第2章 アサのウサギ
「依存症の説明書、の間違いじゃないのかい?」
『あれ、神威いつの間に後ろに…』
ドガシャァァ!!
神威に見事な背中に回し蹴りされた私は、吹っ飛ばされて入口の扉に叩きつけられた。
「優しくすると調子にのるから厳しく躾ける。サクラにはコレが丁度いいよ」
『…げほっ。…血の味する…神威ー!もうちょっと手加減してよ〜』
「俺に手加減なんて言葉はないよ」
『なに名言みたいに語ってんだ!バカヤロー!』
ヒュン…ッ
『言ったでしょ』
神威の足元まで行って、番傘で足首を払う。
『相手に合わせて強くするのがマナーです……お返し☆』
体制を崩した神威に回し蹴り。
宙を舞った彼は空中で立て直した。
「俺はそんなに弱くない」
『あ、やっぱり?神威は弱点が無いからなぁ。
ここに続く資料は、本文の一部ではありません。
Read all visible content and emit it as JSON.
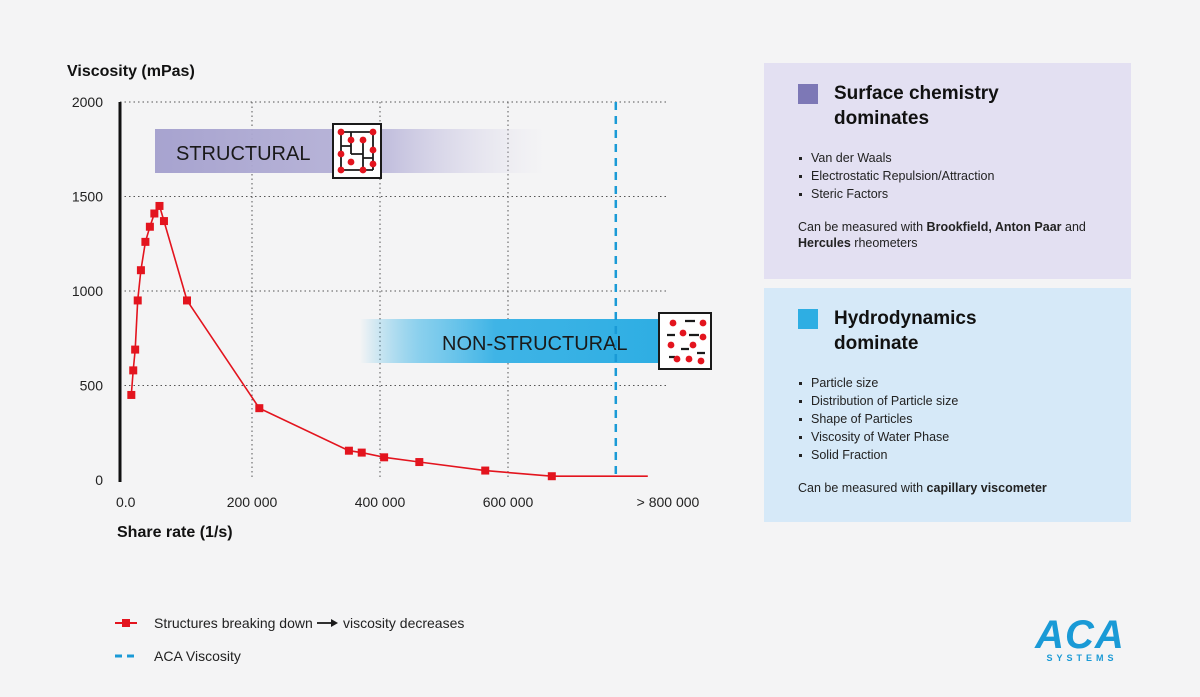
{
  "chart_data": {
    "type": "line",
    "ylabel": "Viscosity (mPas)",
    "xlabel": "Share rate (1/s)",
    "x_ticks": [
      "0.0",
      "200 000",
      "400 000",
      "600 000",
      "> 800 000"
    ],
    "x_tick_values": [
      0,
      200000,
      400000,
      600000,
      800000
    ],
    "y_ticks": [
      "0",
      "500",
      "1000",
      "1500",
      "2000"
    ],
    "y_tick_values": [
      0,
      500,
      1000,
      1500,
      2000
    ],
    "xlim": [
      0,
      820000
    ],
    "ylim": [
      0,
      2000
    ],
    "grid": "dotted",
    "series": [
      {
        "name": "Structures breaking down ➔ viscosity decreases",
        "color": "#e3141e",
        "marker": "square",
        "points": [
          [
            13000,
            450
          ],
          [
            16000,
            580
          ],
          [
            19000,
            690
          ],
          [
            23000,
            950
          ],
          [
            28000,
            1110
          ],
          [
            35000,
            1260
          ],
          [
            42000,
            1340
          ],
          [
            49000,
            1410
          ],
          [
            57000,
            1450
          ],
          [
            64000,
            1370
          ],
          [
            100000,
            950
          ],
          [
            213000,
            380
          ],
          [
            353000,
            155
          ],
          [
            373000,
            145
          ],
          [
            408000,
            120
          ],
          [
            463000,
            95
          ],
          [
            566000,
            50
          ],
          [
            670000,
            20
          ],
          [
            820000,
            20
          ]
        ],
        "markers_shown": 18
      },
      {
        "name": "ACA Viscosity",
        "color": "#1a9ad6",
        "style": "dashed",
        "x": 770000
      }
    ],
    "bands": [
      {
        "label": "STRUCTURAL",
        "color": "#a7a3cf"
      },
      {
        "label": "NON-STRUCTURAL",
        "color": "#2eaee3"
      }
    ]
  },
  "legend": {
    "item1_text_a": "Structures breaking down",
    "item1_text_b": "viscosity decreases",
    "item2_text": "ACA Viscosity"
  },
  "panels": {
    "surface": {
      "color": "#7d78b6",
      "title_line1": "Surface chemistry",
      "title_line2": "dominates",
      "items": [
        "Van der Waals",
        "Electrostatic Repulsion/Attraction",
        "Steric Factors"
      ],
      "note_a": "Can be measured with ",
      "note_b": "Brookfield, Anton Paar",
      "note_c": " and ",
      "note_d": "Hercules",
      "note_e": " rheometers"
    },
    "hydro": {
      "color": "#2eaee3",
      "title_line1": "Hydrodynamics",
      "title_line2": "dominate",
      "items": [
        "Particle size",
        "Distribution of Particle size",
        "Shape of Particles",
        "Viscosity of Water Phase",
        "Solid Fraction"
      ],
      "note_a": "Can be measured with ",
      "note_b": "capillary viscometer"
    }
  },
  "logo": {
    "text": "ACA",
    "subtext": "SYSTEMS",
    "color": "#1a9ad6"
  }
}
』
ずっと表情崩さないし?笑顔だし?ポーカーフェイスってやつ?うん。
『面白いねぇ、神威は!なーんか興味持ったよー!』
ブシャァァ…
「…あり?」
『やっぱり超痛い。』
「なんで、自身の首なんか」
『神威の焦る姿、見たいと思ったからかな! で、どうする神威くん?このままだとー…』
死んじゃうよ?私。
『放置する?阿伏兎のとこ連れてく?…それとも、その手で…殺す?』
「…それはいい考えだ。でも、俺もサクラのコトは前から興味持ってたからね。殺すのはもったいないな。」
『…ふぅん。なーんだ…かる〜く殺すのかと思ったんだけど』
意外な返しにビックリしながら手についた自身の血を舐めた。
「おーい団長、サクラ。もうそろそろ着く…って何だこの部屋は!?ったく…重力何倍にしてんだ」
『「あ、(重力のこと)忘れてた」』
急いで重力操作を弄くり、もとに戻すと部屋を出た。
「おい…サクラは何があったんだ…」
『え?あぁ首(コレ)のこと?うーむ。何でだろうね〜自分でもよく分かんないのよ〜。』
もう血は止まってるだろうし、大丈夫じゃね?うん。大丈夫だ!←
「良くねェよ!血は止めとけ。そんでもってガーゼで…」
「阿伏兎は心配性だね」
『お母さんだね』
操縦室に着いたら、阿伏兎が全部やってくれた。うわお。第七師団のお母さーーん!!